Uma célula, uma peça e um ser
humano. Seriam esses três elementos passíveis de comparação?
Estaria o humano para o corpo social, assim como a célula está para
o organismo e a peça para a engrenagem? A resposta da filosofia
funcionalista defendida por Durkheim é de que sim, mas acredito que
a resposta genuína de cada mente pensante e de cada coração
pulsante não seja assim tão reducionista.
As ideias positivistas
impulsionaram a humanidade para uma categorização simplista daquilo
que o ser humano é. Ou seja, se só se é diante do desempenho da
função social, quem seriam aqueles que não cumprem tal tarefa, ou
que dedicam suas vidas a funções sociais não legitimadas pela
comunidade em que vivem? De certo o sentimento de identidade dessas
pessoas é afetado pela ideia funcionalista, que as reduziria àquilo
que não tem relevância ao todo, e que, portanto, deveria ser
refuncionalizado para pertencer ao grande organismo social.

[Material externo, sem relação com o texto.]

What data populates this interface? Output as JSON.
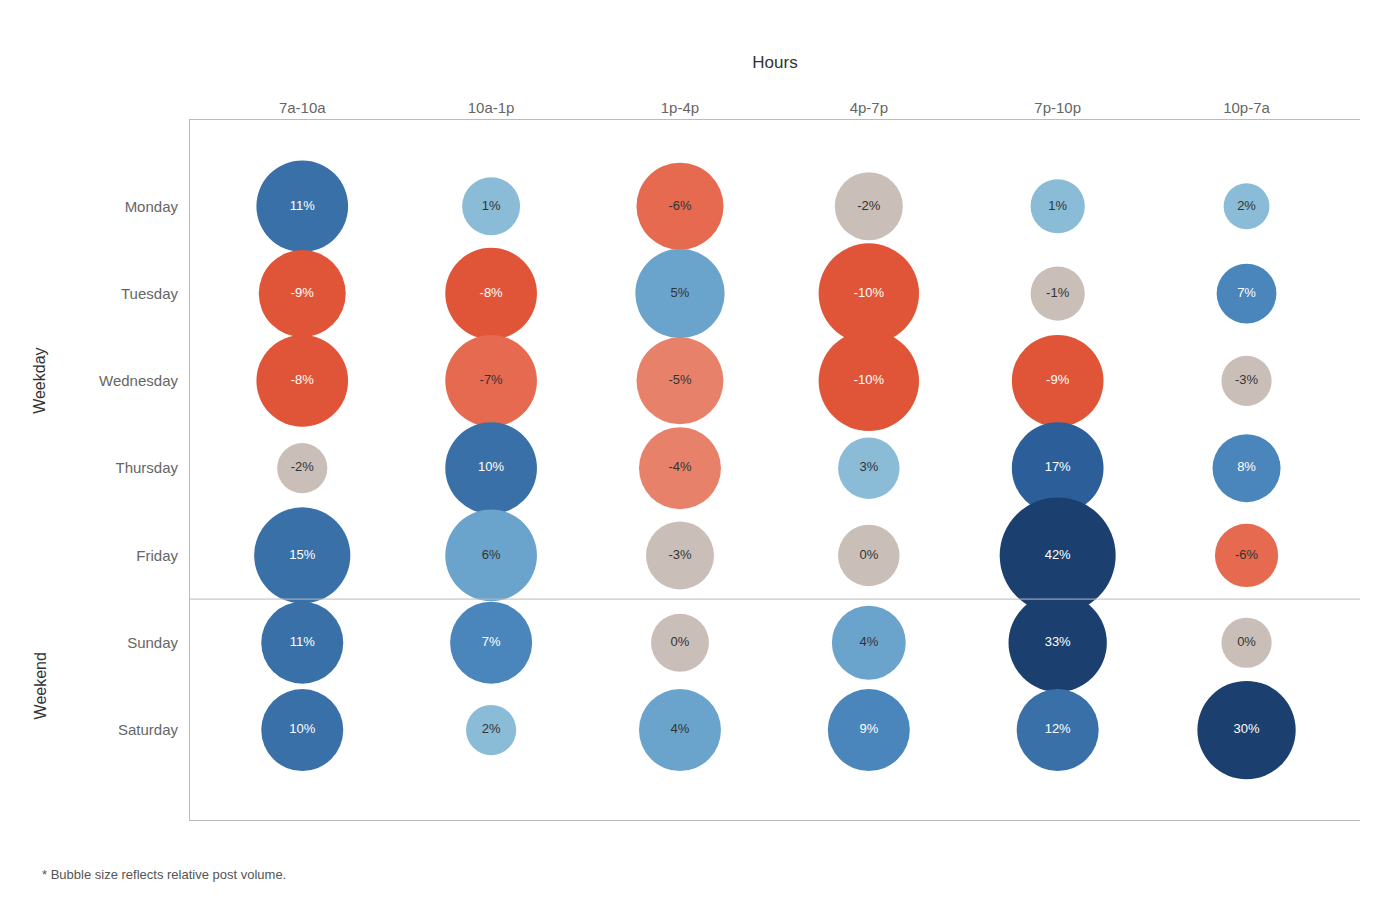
{
  "chart_data": {
    "type": "bubble",
    "x_label": "Hours",
    "x": [
      "7a-10a",
      "10a-1p",
      "1p-4p",
      "4p-7p",
      "7p-10p",
      "10p-7a"
    ],
    "y": [
      "Monday",
      "Tuesday",
      "Wednesday",
      "Thursday",
      "Friday",
      "Sunday",
      "Saturday"
    ],
    "y_groups": [
      {
        "label": "Weekday",
        "categories": [
          "Monday",
          "Tuesday",
          "Wednesday",
          "Thursday",
          "Friday"
        ]
      },
      {
        "label": "Weekend",
        "categories": [
          "Sunday",
          "Saturday"
        ]
      }
    ],
    "values": [
      [
        11,
        1,
        -6,
        -2,
        1,
        2
      ],
      [
        -9,
        -8,
        5,
        -10,
        -1,
        7
      ],
      [
        -8,
        -7,
        -5,
        -10,
        -9,
        -3
      ],
      [
        -2,
        10,
        -4,
        3,
        17,
        8
      ],
      [
        15,
        6,
        -3,
        0,
        42,
        -6
      ],
      [
        11,
        7,
        0,
        4,
        33,
        0
      ],
      [
        10,
        2,
        4,
        9,
        12,
        30
      ]
    ],
    "value_labels": [
      [
        "11%",
        "1%",
        "-6%",
        "-2%",
        "1%",
        "2%"
      ],
      [
        "-9%",
        "-8%",
        "5%",
        "-10%",
        "-1%",
        "7%"
      ],
      [
        "-8%",
        "-7%",
        "-5%",
        "-10%",
        "-9%",
        "-3%"
      ],
      [
        "-2%",
        "10%",
        "-4%",
        "3%",
        "17%",
        "8%"
      ],
      [
        "15%",
        "6%",
        "-3%",
        "0%",
        "42%",
        "-6%"
      ],
      [
        "11%",
        "7%",
        "0%",
        "4%",
        "33%",
        "0%"
      ],
      [
        "10%",
        "2%",
        "4%",
        "9%",
        "12%",
        "30%"
      ]
    ],
    "sizes": [
      [
        2000,
        800,
        1800,
        1100,
        700,
        500
      ],
      [
        1800,
        2000,
        1900,
        2400,
        700,
        850
      ],
      [
        2000,
        2000,
        1800,
        2400,
        2000,
        600
      ],
      [
        600,
        2000,
        1600,
        900,
        2000,
        1100
      ],
      [
        2200,
        2000,
        1100,
        900,
        3200,
        950
      ],
      [
        1600,
        1600,
        800,
        1300,
        2300,
        600
      ],
      [
        1600,
        600,
        1600,
        1600,
        1600,
        2300
      ]
    ],
    "colors": [
      [
        "#3a70a8",
        "#8abcd8",
        "#e56a50",
        "#c9bfb8",
        "#8abcd8",
        "#8abcd8"
      ],
      [
        "#e05538",
        "#e05538",
        "#6aa3cc",
        "#e05538",
        "#c9bfb8",
        "#4a85bc"
      ],
      [
        "#e05538",
        "#e56a50",
        "#e8816a",
        "#e05538",
        "#e05538",
        "#c9bfb8"
      ],
      [
        "#c9bfb8",
        "#3a70a8",
        "#e8816a",
        "#8abcd8",
        "#2c5f9a",
        "#4a85bc"
      ],
      [
        "#3a70a8",
        "#6aa3cc",
        "#c9bfb8",
        "#c9bfb8",
        "#1b3f6e",
        "#e56a50"
      ],
      [
        "#3a70a8",
        "#4a85bc",
        "#c9bfb8",
        "#6aa3cc",
        "#1b3f6e",
        "#c9bfb8"
      ],
      [
        "#3a70a8",
        "#8abcd8",
        "#6aa3cc",
        "#4a85bc",
        "#3a70a8",
        "#1b3f6e"
      ]
    ],
    "data_labels": true,
    "grid": false,
    "footnote": "* Bubble size reflects relative post volume."
  }
}
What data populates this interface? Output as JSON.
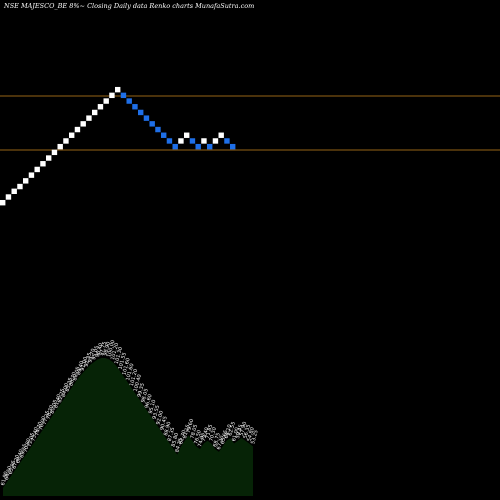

Como uma peça quebrada ou uma célula doente, o indivíduo que não
cumpre satisfatoriamente o desempenho de seu papel social obstaculiza
o funcionamento equilibrado do meio em que está inserido. A grande
questão é se realmente existe tal equilíbrio, quando se trata das
relações humanas. A visão positivista da sociedade pressupõe o
alcance de uma harmonia em um contexto em que o conflito é
constante, por se tratar da vivência em conjunto de pessoas que
carregam singularidades infinitas.
Volto então à questão de que o
indivíduo não necessariamente se sente uma peça de uma engrenagem
ou a célula de um organismo. Mesmo aquele que dedica sua vida ao
cumprimento de suas funções sociais, e não pretende de forma
alguma subverter a isso, pois nisso reside sua satisfação pessoal,
ainda assim esse indivíduo não poderia ser reduzido a isso. E é
justamente esse fenômeno que, oriundo de uma interpretação
cartesiana do positivismo, colabora para uma visão míope do ser
humano acerca de si mesmo e do outro. Por muitas vezes não conseguir
se ver além do que representa ou deixa de representar à sociedade,
o indivíduo também reduz o outro a tais categorizações. Neste
processo, abandonam-se os caráteres de subjetividade humana, tais
como a afetividade, a empatia e a capacidade de reconhecer valores
humanos que transcendem as funções práticas.
As consequências do
enraizamento de tal ideologia na consciência coletiva se expressam
em um crescente medo do homem de estabelecer relações interpessoais
sólidas e genuínas, já que o aspecto da funcionalidade está
presente de maneira tão forte que é aterrorizante a ideia de se
mostrar ao outro além daquilo que se vê no desempenho de sua função
social. Além disso, existe uma insegurança própria de cada
indivíduo em relação àquilo que se é no que transcende ao
funcionalismo, ou seja, no que o torna de fato humano. Inseguro de si
e com medo do estabelecimento de uma proximidade que ameace mostrar
sua real personalidade, o sujeito tem cada vez mais facilidade em se
desvencilhar de pessoas que se apresentem “inúteis” ou
“desfuncionais” às suas vidas. Nisso reside a sociedade que
Zigmund Bauman chamaria de líquida,
ou seja, aquela incapaz de consolidar relações verdadeiras e
duradouras.
Assim, a
filosofia positiva, apesar de ter importância para o desenvolvimento
das ciências, mostra-se muito nociva ao caráter humanitário da
sociedade, e por isso sua potencialização caminha em contramão com
a real harmonia das relações humanas.